Bruxas, Fantasmas e Demônios

Tirei o passado das paredes e das gavetas. Não poupei nenhum dos ângulos de nenhuma das caixas. Todos os vãos, todas as frestas. Cada coisa que saía dessas tocas, nojentas, sujas que a memória cria pela casa, ajuntei com estas duas mãos em um único lugar. Meus sonhos, meus desejos, meu prazer, tudo o que outrora estimei, tudo o que alguma vez o fôlego roubou-me por dor ou por júbilo: às incontáveis peças de meu coração, dei a oportunidade de levantar-se das tumbas, sarcófagos e valas infectas para assombrar-me uma última vez.

Cartas. Havia milhares. Como folhas que caem das árvores, são lixo a amontoar-se na casa alheia. Cínicas, depois de tantos anos ainda clamavam Te amo, Sinto tua falta, Prometo, Juro. Nunca param, nunca! Uma carta é como a fotografia de uma estátua de gelo.

A propósito, fotografias saíram dos armários como aranhas. A película é o elixir da juventude; o fotógrafo, o senhor do Tempo. Vi-me. Aquele eu incitou minha inveja madura, sorrindo como um diabo para a lente. Encarei-o. Desafiei aquele eu morto que viveria pela eternidade a me afrontar por detrás do papel brilhante. Seu fim estava próximo.

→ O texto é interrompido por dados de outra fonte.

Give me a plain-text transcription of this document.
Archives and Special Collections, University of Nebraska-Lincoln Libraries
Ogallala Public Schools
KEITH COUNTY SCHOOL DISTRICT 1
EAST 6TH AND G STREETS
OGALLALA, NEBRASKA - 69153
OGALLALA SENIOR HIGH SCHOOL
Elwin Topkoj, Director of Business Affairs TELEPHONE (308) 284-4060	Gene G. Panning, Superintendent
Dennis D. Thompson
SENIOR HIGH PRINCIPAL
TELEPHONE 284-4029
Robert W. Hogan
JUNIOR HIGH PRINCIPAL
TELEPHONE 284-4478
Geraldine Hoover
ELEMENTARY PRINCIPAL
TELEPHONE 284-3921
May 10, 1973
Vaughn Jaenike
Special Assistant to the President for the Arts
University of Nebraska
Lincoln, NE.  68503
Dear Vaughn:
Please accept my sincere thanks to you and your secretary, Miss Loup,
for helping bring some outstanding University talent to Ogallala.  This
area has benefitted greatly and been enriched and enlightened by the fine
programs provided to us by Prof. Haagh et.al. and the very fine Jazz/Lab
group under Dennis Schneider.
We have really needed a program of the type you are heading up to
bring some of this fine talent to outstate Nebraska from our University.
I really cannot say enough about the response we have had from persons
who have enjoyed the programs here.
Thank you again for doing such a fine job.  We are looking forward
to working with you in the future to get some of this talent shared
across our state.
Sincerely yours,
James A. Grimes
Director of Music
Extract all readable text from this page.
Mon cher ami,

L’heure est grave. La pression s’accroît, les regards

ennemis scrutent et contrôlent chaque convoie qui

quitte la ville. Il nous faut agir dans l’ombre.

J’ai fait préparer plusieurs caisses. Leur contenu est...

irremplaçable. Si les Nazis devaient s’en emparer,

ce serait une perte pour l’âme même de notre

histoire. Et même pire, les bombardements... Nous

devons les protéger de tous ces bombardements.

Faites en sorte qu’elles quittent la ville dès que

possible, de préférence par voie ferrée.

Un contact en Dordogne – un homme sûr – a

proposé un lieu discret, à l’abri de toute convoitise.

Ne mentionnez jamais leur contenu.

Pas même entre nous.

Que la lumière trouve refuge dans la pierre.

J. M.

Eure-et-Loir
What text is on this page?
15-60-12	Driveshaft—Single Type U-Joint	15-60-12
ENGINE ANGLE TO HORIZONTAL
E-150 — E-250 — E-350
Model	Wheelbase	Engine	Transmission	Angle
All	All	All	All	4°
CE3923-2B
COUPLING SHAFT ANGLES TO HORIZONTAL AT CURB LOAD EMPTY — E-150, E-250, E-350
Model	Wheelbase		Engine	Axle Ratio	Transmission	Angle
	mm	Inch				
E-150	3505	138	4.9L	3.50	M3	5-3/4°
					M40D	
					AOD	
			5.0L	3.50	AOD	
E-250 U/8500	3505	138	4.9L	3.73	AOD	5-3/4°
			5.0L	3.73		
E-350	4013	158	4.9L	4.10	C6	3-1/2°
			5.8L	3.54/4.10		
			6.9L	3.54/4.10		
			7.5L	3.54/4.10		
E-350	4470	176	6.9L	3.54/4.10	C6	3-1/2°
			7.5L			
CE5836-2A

Com satisfação e luxúria, derribei filósofos bolorentos, literatos amarelos e poetas rasgados. Portugueses, ingleses com intérpretes medíocres, um francês miserável, um ébrio americano, um suicida e um louco alemão, e os piores dentre todos: os russos. Para o chão! Estirpe de gente ingrata e atrevida, a sussurrar todas as noites Tu és o que dizemos. E os brasileiros?, papagaios talentosos dos piratas de outras bandeiras, todos menos um, que plantava rosas. Bastava de sua audácia!

Não tardei a fazer um monte negro e reluzente, sobre as cartas, os livros e as fotografias. Dei um adeus sarcástico aos rapazes de Liverpool, de quem nunca gostei, mas esses eram memórias de outras memórias. Depois, um a um, expulsei os últimos entre os demônios. Chegado o momento de seu exorcismo, berraram, desesperados, seus nomes: Eu sou O lado escuro da lua, Eu sou O fumo sobre a água, Eu sou A natividade em negro. Não pude conter a dor ao desalojar de mim o último deles, e lançar seus restos negros de vinil sobre os outros, enquanto lamentava: Eu sou Escadaria para o paraíso.

Chegou a noite, a melancolia que vem em seus braços por pouco não me fez desistir. No chão, o passado. Vencido, mas ainda vivo. Não para sempre. Diante dele, contemplo-o. Estou inebriado pela exaustão. A liberdade, qual uma brisa, começa a entrar pelas portas e janelas. Sinto-me leve, e grande. Inspiro esse ar novo, e as reminiscências murmuram pedidos de clemência. Não! Não hoje!

Trago comigo os instrumentos, e cá estou a conferir os últimos detalhes. Está o corpo da bruxa estendido no chão. Querosene. Paredes, aberturas, esse soalho que tanto orgulhou alguém de meu passado. Coisas velhas. Nada disso existirá em breve. Roupas, calçados, dinheiro imundo. Braços, pernas, cabeça, púbis, raspei os pêlos que juntaram essa poeira de outro tempo. Não quero nada do passado. Mesmo esse combustível é o resto do passado, lixo do petróleo que é o lixo viscoso debaixo do tapete da Terra. Querosene. Fogo.

A bruxa Nostalgia revolve-se. Arde. A casa responde ao seu sofrimento, e também grita, e seu grito engasgado atrai as chamas para as paredes. Em instantes, essa força da natureza que nós, a eras, domamos, agora, devora minhas recordações. Eu canto. Deixo a bestialidade contida em mim aflorar, e danço ao redor da fogueira. Chamas lambem o forro, sobem pelo telhado, lançam-se no ar. Danço, e sinto a liberdade, agora, arrastar e sacudir meu corpo com violência. O fogo me convida! Nada mais do que eu era existe. Tudo agora é pura energia, mas falta ainda a oferenda. Renascerei hoje. Renascerei a partir de minhas próprias cinzas! O fogo me convida, e eu danço, e eu corro, e eu canto glórias pela libertação ao passado! Adeus eu! Atiro-me! Fogo purificador, consuma-me! Abandono o velho agora! Viverei! Renascerei! RENASCEREI!